Jakarta, 15 Januari 2020.

Sikap politik Jokowi dan tantangan pengembangan energi terbarukan di 2020

Sikap politik Jokowi dan tantangan pengembangan energi terbarukan di 2020

Fabby Tumiwa
Direktur Eksekutif Institute for Essential Services Reform (IESR)

Selamat Tahun Baru 2020! Apa harapan anda di 2020? Kami di IESR berharap di tahun ini energi terbarukan dapat bangkit kembali setelah mati suri selama 3 tahun terakhir. Mengapa kebangkitan energi terbarukan menjadi harapan kami? 

Pertama, membangun energi terbarukan adalah amanat UU No. 30/2007 tentang Energi, yang kemudian diturunkan dalam PP No. 79/2014 tentang Kebijakan Energi Nasional (KEN). Tujuannya adalah menjamin kemandirian dan ketahanan energi nasional. Pasal 9 butir (f) dari PP tersebut mentargetkan bauran energi baru dan terbarukan mencapai 23% pada 2025 dan 31% pada 2050. Ini adalah kebijakan dan target pembangunan yang ditetapkan oleh pemerintah sendiri. 

Kedua, peningkatan bauran energi terbarukan dan pemanfaatannya dapat membantu Indonesia mengurangi emisi gas rumah kaca dari pembangkit listrik. Hal ini sesuai dengan komitmen Indonesia yang meratifikasi Paris Agreement dengan UU No. 16/2016, yang juga memuat komitmen Indonesia menurunkan emisi GRK sebesar 29% dengan usaha sendiri dan tambahan 12%, menjadi 41% dengan dukungan internasional. Sektor kelistrikan adalah salah satu kontributor utama emisi GRK. Berdasarkan kajian KESDM dan UNDP (2018), emisi GRK sub-sektor pembangkitan listrik mencapai 199 MtCO2e pada 2017 dan diperkirakan hingga 2030 akan tumbuh sebesar 10,1% per tahun. Dengan demikian pada 2030, emisi GRK diproyeksikan mencapai 699 MtCO2e (BAU). Dengan penetrasi energi terbarukan yang lebih tinggi sebesar 20% maka emisi GRK dapat turun 36% dari skenario business as usual. Dengan itu faktor emisi listrik nasional turun dari 1,005 tCO2e/MWh menjadi 0,729 tCO2e/MWh. Oleh karena itu adanya peningkatan energi terbarukan yang signifikan menunjukan Indonesia turut berperan mengurangi risiko iklim global yang akan mengancam kehidupan generasi sekarang dan generasi masa depan. 

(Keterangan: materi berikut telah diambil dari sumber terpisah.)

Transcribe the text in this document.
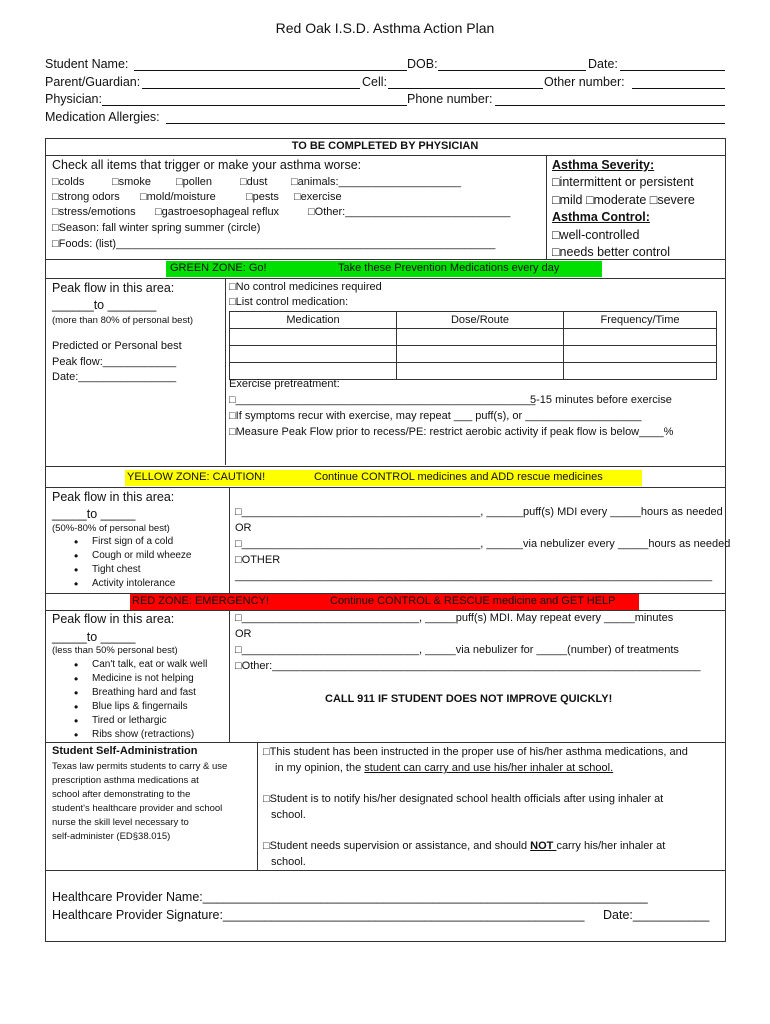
Red Oak I.S.D. Asthma Action Plan
Student Name:	DOB:	Date:
Parent/Guardian:	Cell:	Other number:
Physician:	Phone number:
Medication Allergies:
TO BE COMPLETED BY PHYSICIAN
Check all items that trigger or make your asthma worse:
□colds	□smoke □pollen	□dust □animals:____________________
□strong odors □mold/moisture	□pests □exercise
□stress/emotions □gastroesophageal reflux	□Other:___________________________
□Season: fall winter spring summer (circle)
□Foods: (list)______________________________________________________________
Asthma Severity:
□intermittent or persistent
□mild □moderate □severe
Asthma Control:
□well-controlled
□needs better control
GREEN ZONE: Go!	Take these Prevention Medications every day
Peak flow in this area:
______to _______
(more than 80% of personal best)
Predicted or Personal best
Peak flow:____________
Date:________________
□No control medicines required
□List control medication:
Medication	Dose/Route	Frequency/Time

Exercise pretreatment:
□_________________________________________________
5-15 minutes before exercise
□If symptoms recur with exercise, may repeat ___ puff(s), or ___________________
□Measure Peak Flow prior to recess/PE: restrict aerobic activity if peak flow is below____%
YELLOW ZONE: CAUTION!	Continue CONTROL medicines and ADD rescue medicines
Peak flow in this area:
_____to _____
(50%-80% of personal best)
• First sign of a cold
• Cough or mild wheeze
• Tight chest
• Activity intolerance
□_______________________________________, ______puff(s) MDI every _____hours as needed
OR
□_______________________________________, ______via nebulizer every _____hours as needed
□OTHER
______________________________________________________________________________
RED ZONE: EMERGENCY!	Continue CONTROL & RESCUE medicine and GET HELP
Peak flow in this area:
_____to _____
(less than 50% personal best)
• Can't talk, eat or walk well
• Medicine is not helping
• Breathing hard and fast
• Blue lips & fingernails
• Tired or lethargic
• Ribs show (retractions)
□_____________________________, _____puff(s) MDI. May repeat every _____minutes
OR
□_____________________________, _____via nebulizer for _____(number) of treatments
□Other:______________________________________________________________________
CALL 911 IF STUDENT DOES NOT IMPROVE QUICKLY!
Student Self-Administration
Texas law permits students to carry & use
prescription asthma medications at
school after demonstrating to the
student's healthcare provider and school
nurse the skill level necessary to
self-administer (ED§38.015)
□This student has been instructed in the proper use of his/her asthma medications, and
in my opinion, the student can carry and use his/her inhaler at school.
□Student is to notify his/her designated school health officials after using inhaler at
school.
□Student needs supervision or assistance, and should NOT carry his/her inhaler at
school.
Healthcare Provider Name:________________________________________________________________
Healthcare Provider Signature:____________________________________________________ Date:___________
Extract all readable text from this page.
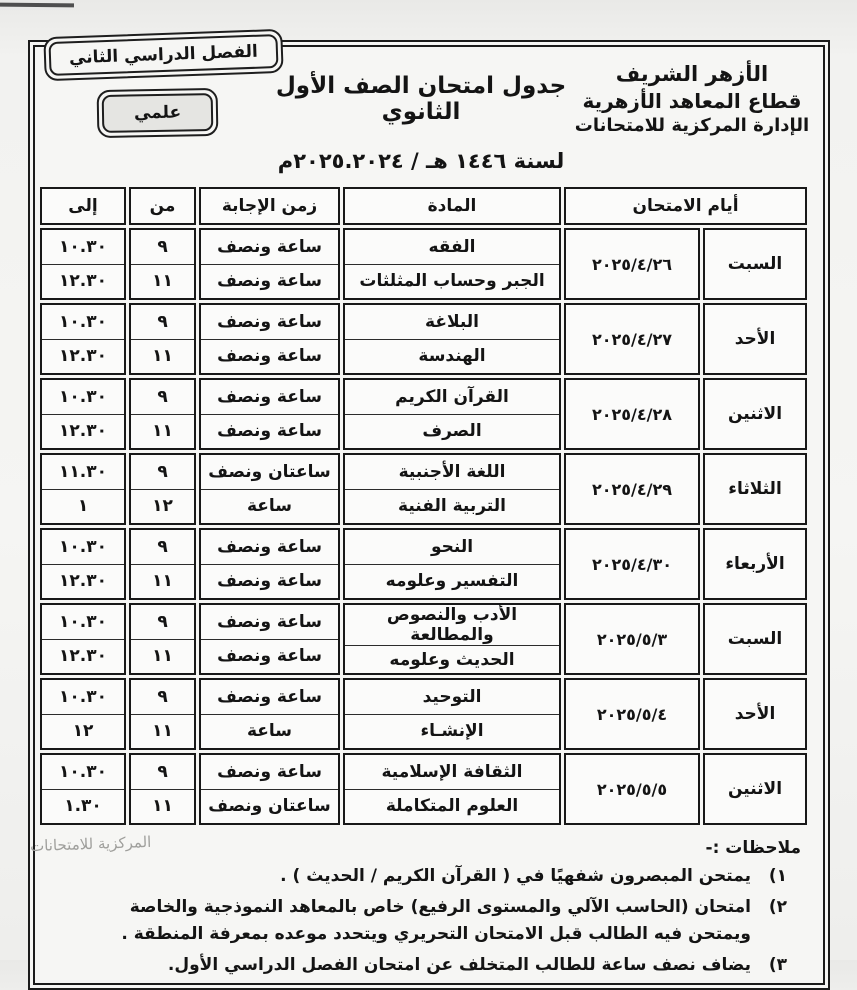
الأزهر الشريف
قطاع المعاهد الأزهرية
الإدارة المركزية للامتحانات
جدول امتحان الصف الأول الثانوي
لسنة ١٤٤٦ هـ / ٢٠٢٥.٢٠٢٤م
الفصل الدراسي الثاني
علمي
أيام الامتحان
المادة
زمن الإجابة
من
إلى
السبت
٢٠٢٥/٤/٢٦
الفقه
الجبر وحساب المثلثات
ساعة ونصف
ساعة ونصف
٩
١١
١٠.٣٠
١٢.٣٠
الأحد
٢٠٢٥/٤/٢٧
البلاغة
الهندسة
ساعة ونصف
ساعة ونصف
٩
١١
١٠.٣٠
١٢.٣٠
الاثنين
٢٠٢٥/٤/٢٨
القرآن الكريم
الصرف
ساعة ونصف
ساعة ونصف
٩
١١
١٠.٣٠
١٢.٣٠
الثلاثاء
٢٠٢٥/٤/٢٩
اللغة الأجنبية
التربية الفنية
ساعتان ونصف
ساعة
٩
١٢
١١.٣٠
١
الأربعاء
٢٠٢٥/٤/٣٠
النحو
التفسير وعلومه
ساعة ونصف
ساعة ونصف
٩
١١
١٠.٣٠
١٢.٣٠
السبت
٢٠٢٥/٥/٣
الأدب والنصوص والمطالعة
الحديث وعلومه
ساعة ونصف
ساعة ونصف
٩
١١
١٠.٣٠
١٢.٣٠
الأحد
٢٠٢٥/٥/٤
التوحيد
الإنشـاء
ساعة ونصف
ساعة
٩
١١
١٠.٣٠
١٢
الاثنين
٢٠٢٥/٥/٥
الثقافة الإسلامية
العلوم المتكاملة
ساعة ونصف
ساعتان ونصف
٩
١١
١٠.٣٠
١.٣٠
ملاحظات :-
١)
يمتحن المبصرون شفهيًا في ( القرآن الكريم / الحديث ) .
٢)
امتحان (الحاسب الآلي والمستوى الرفيع) خاص بالمعاهد النموذجية والخاصة ويمتحن فيه الطالب قبل الامتحان التحريري ويتحدد موعده بمعرفة المنطقة .
٣)
يضاف نصف ساعة للطالب المتخلف عن امتحان الفصل الدراسي الأول.
المركزية للامتحانات
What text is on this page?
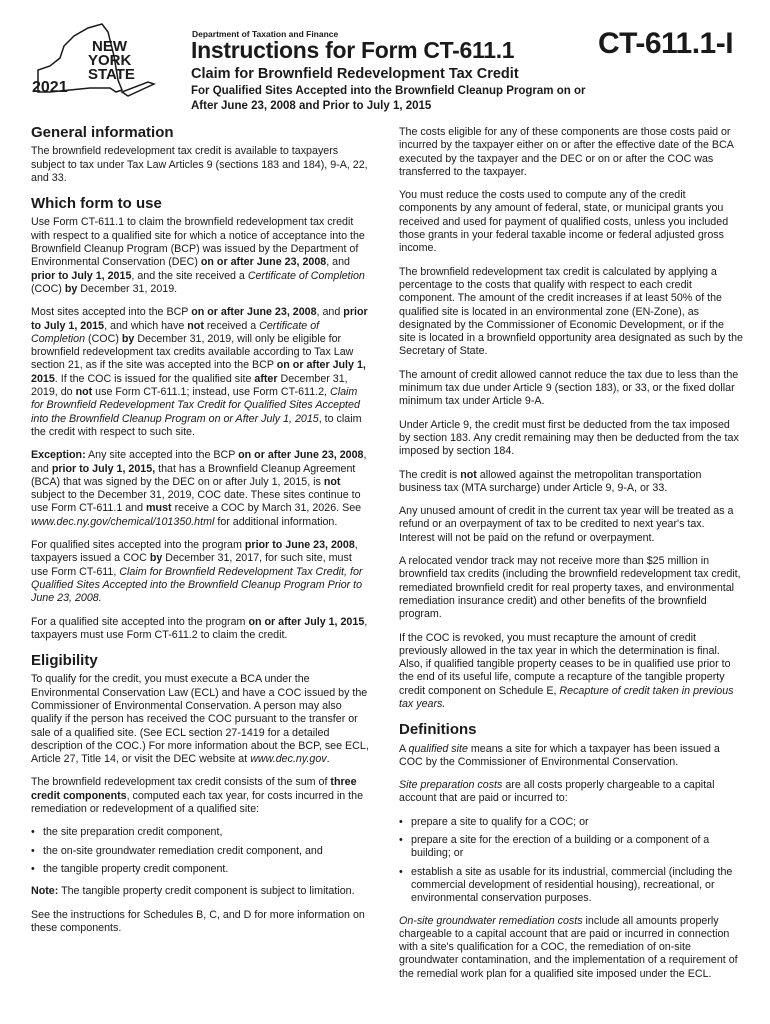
NEW
YORK
STATE
2021
Department of Taxation and Finance
Instructions for Form CT-611.1	CT-611.1-I
Claim for Brownfield Redevelopment Tax Credit
For Qualified Sites Accepted into the Brownfield Cleanup Program on or After June 23, 2008 and Prior to July 1, 2015
General information

The brownfield redevelopment tax credit is available to taxpayers subject to tax under Tax Law Articles 9 (sections 183 and 184), 9-A, 22, and 33.

Which form to use

Use Form CT-611.1 to claim the brownfield redevelopment tax credit with respect to a qualified site for which a notice of acceptance into the Brownfield Cleanup Program (BCP) was issued by the Department of Environmental Conservation (DEC) on or after June 23, 2008, and prior to July 1, 2015, and the site received a Certificate of Completion (COC) by December 31, 2019.

Most sites accepted into the BCP on or after June 23, 2008, and prior to July 1, 2015, and which have not received a Certificate of Completion (COC) by December 31, 2019, will only be eligible for brownfield redevelopment tax credits available according to Tax Law section 21, as if the site was accepted into the BCP on or after July 1, 2015. If the COC is issued for the qualified site after December 31, 2019, do not use Form CT-611.1; instead, use Form CT-611.2, Claim for Brownfield Redevelopment Tax Credit for Qualified Sites Accepted into the Brownfield Cleanup Program on or After July 1, 2015, to claim the credit with respect to such site.

Exception: Any site accepted into the BCP on or after June 23, 2008, and prior to July 1, 2015, that has a Brownfield Cleanup Agreement (BCA) that was signed by the DEC on or after July 1, 2015, is not subject to the December 31, 2019, COC date. These sites continue to use Form CT-611.1 and must receive a COC by March 31, 2026. See www.dec.ny.gov/chemical/101350.html for additional information.

For qualified sites accepted into the program prior to June 23, 2008, taxpayers issued a COC by December 31, 2017, for such site, must use Form CT-611, Claim for Brownfield Redevelopment Tax Credit, for Qualified Sites Accepted into the Brownfield Cleanup Program Prior to June 23, 2008.

For a qualified site accepted into the program on or after July 1, 2015, taxpayers must use Form CT-611.2 to claim the credit.

Eligibility

To qualify for the credit, you must execute a BCA under the Environmental Conservation Law (ECL) and have a COC issued by the Commissioner of Environmental Conservation. A person may also qualify if the person has received the COC pursuant to the transfer or sale of a qualified site. (See ECL section 27-1419 for a detailed description of the COC.) For more information about the BCP, see ECL, Article 27, Title 14, or visit the DEC website at www.dec.ny.gov.

The brownfield redevelopment tax credit consists of the sum of three credit components, computed each tax year, for costs incurred in the remediation or redevelopment of a qualified site:

• the site preparation credit component,
• the on-site groundwater remediation credit component, and
• the tangible property credit component.

Note: The tangible property credit component is subject to limitation.

See the instructions for Schedules B, C, and D for more information on these components.

The costs eligible for any of these components are those costs paid or incurred by the taxpayer either on or after the effective date of the BCA executed by the taxpayer and the DEC or on or after the COC was transferred to the taxpayer.

You must reduce the costs used to compute any of the credit components by any amount of federal, state, or municipal grants you received and used for payment of qualified costs, unless you included those grants in your federal taxable income or federal adjusted gross income.

The brownfield redevelopment tax credit is calculated by applying a percentage to the costs that qualify with respect to each credit component. The amount of the credit increases if at least 50% of the qualified site is located in an environmental zone (EN-Zone), as designated by the Commissioner of Economic Development, or if the site is located in a brownfield opportunity area designated as such by the Secretary of State.

The amount of credit allowed cannot reduce the tax due to less than the minimum tax due under Article 9 (section 183), or 33, or the fixed dollar minimum tax under Article 9-A.

Under Article 9, the credit must first be deducted from the tax imposed by section 183. Any credit remaining may then be deducted from the tax imposed by section 184.

The credit is not allowed against the metropolitan transportation business tax (MTA surcharge) under Article 9, 9-A, or 33.

Any unused amount of credit in the current tax year will be treated as a refund or an overpayment of tax to be credited to next year's tax. Interest will not be paid on the refund or overpayment.

A relocated vendor track may not receive more than $25 million in brownfield tax credits (including the brownfield redevelopment tax credit, remediated brownfield credit for real property taxes, and environmental remediation insurance credit) and other benefits of the brownfield program.

If the COC is revoked, you must recapture the amount of credit previously allowed in the tax year in which the determination is final. Also, if qualified tangible property ceases to be in qualified use prior to the end of its useful life, compute a recapture of the tangible property credit component on Schedule E, Recapture of credit taken in previous tax years.

Definitions

A qualified site means a site for which a taxpayer has been issued a COC by the Commissioner of Environmental Conservation.

Site preparation costs are all costs properly chargeable to a capital account that are paid or incurred to:

• prepare a site to qualify for a COC; or
• prepare a site for the erection of a building or a component of a building; or
• establish a site as usable for its industrial, commercial (including the commercial development of residential housing), recreational, or environmental conservation purposes.

On-site groundwater remediation costs include all amounts properly chargeable to a capital account that are paid or incurred in connection with a site's qualification for a COC, the remediation of on-site groundwater contamination, and the implementation of a requirement of the remedial work plan for a qualified site imposed under the ECL.
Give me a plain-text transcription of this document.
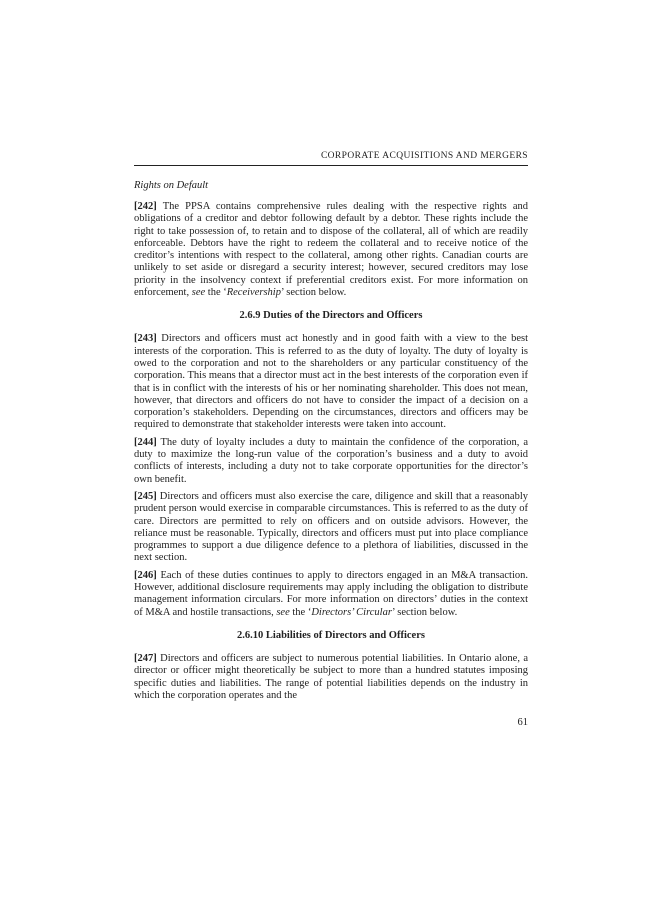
CORPORATE ACQUISITIONS AND MERGERS
Rights on Default

[242] The PPSA contains comprehensive rules dealing with the respective rights and obligations of a creditor and debtor following default by a debtor. These rights include the right to take possession of, to retain and to dispose of the collateral, all of which are readily enforceable. Debtors have the right to redeem the collateral and to receive notice of the creditor’s intentions with respect to the collateral, among other rights. Canadian courts are unlikely to set aside or disregard a security interest; however, secured creditors may lose priority in the insolvency context if preferential creditors exist. For more information on enforcement, see the ‘Receivership’ section below.

2.6.9 Duties of the Directors and Officers

[243] Directors and officers must act honestly and in good faith with a view to the best interests of the corporation. This is referred to as the duty of loyalty. The duty of loyalty is owed to the corporation and not to the shareholders or any particular constituency of the corporation. This means that a director must act in the best interests of the corporation even if that is in conflict with the interests of his or her nominating shareholder. This does not mean, however, that directors and officers do not have to consider the impact of a decision on a corporation’s stakeholders. Depending on the circumstances, directors and officers may be required to demonstrate that stakeholder interests were taken into account.

[244] The duty of loyalty includes a duty to maintain the confidence of the corporation, a duty to maximize the long-run value of the corporation’s business and a duty to avoid conflicts of interests, including a duty not to take corporate opportunities for the director’s own benefit.

[245] Directors and officers must also exercise the care, diligence and skill that a reasonably prudent person would exercise in comparable circumstances. This is referred to as the duty of care. Directors are permitted to rely on officers and on outside advisors. However, the reliance must be reasonable. Typically, directors and officers must put into place compliance programmes to support a due diligence defence to a plethora of liabilities, discussed in the next section.

[246] Each of these duties continues to apply to directors engaged in an M&A transaction. However, additional disclosure requirements may apply including the obligation to distribute management information circulars. For more information on directors’ duties in the context of M&A and hostile transactions, see the ‘Directors’ Circular’ section below.

2.6.10 Liabilities of Directors and Officers

[247] Directors and officers are subject to numerous potential liabilities. In Ontario alone, a director or officer might theoretically be subject to more than a hundred statutes imposing specific duties and liabilities. The range of potential liabilities depends on the industry in which the corporation operates and the

61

Ketiga, dengan memperbesar pemanfaatan energi terbarukan, biaya pasokan energi jangka panjang akan semakin rendah dan terjangkau. Berbeda dengan pembangkitan energi fosil yang cenderung naik dari tahun ke tahun karena harga bahan bakar, pengaruh nilai tukar dan inflasi, biaya O&M pembangkit energi terbarukan khususnya surya, angin dan hidro relatif rendah dan kenaikan terjaga. Capital expenditure (capex) pembangkit PLTS, PLT Angin skala besar juga cenderung turun. Oleh karena itu memperbesar porsi energi terbarukan dalam pasokan tenaga listrik dalam jangka panjang dapat menurunkan biaya pembangkitan listrik.   

Pengembangan pembangkit energi terbarukan selama lima tahun terakhir nyaris mandek.

Indonesia Clean Energy Outlook (ICEO) 2020 yang diluncurkan IESR bulan lalu mencatat penambahan kapasitas pembangkit energi terbarukan 2015-2019 hanya mencapai 1,6 GW, lebih rendah dari periode 2010-2014 yang mencapai 1,8 GW. Ini kabar yang kurang baik karena dibandingkan target kebijakan, penambahan kapasitas ini hanya 10-15% dari yang seharusnya terbangun sesuai target RPJMN 2015-2019.  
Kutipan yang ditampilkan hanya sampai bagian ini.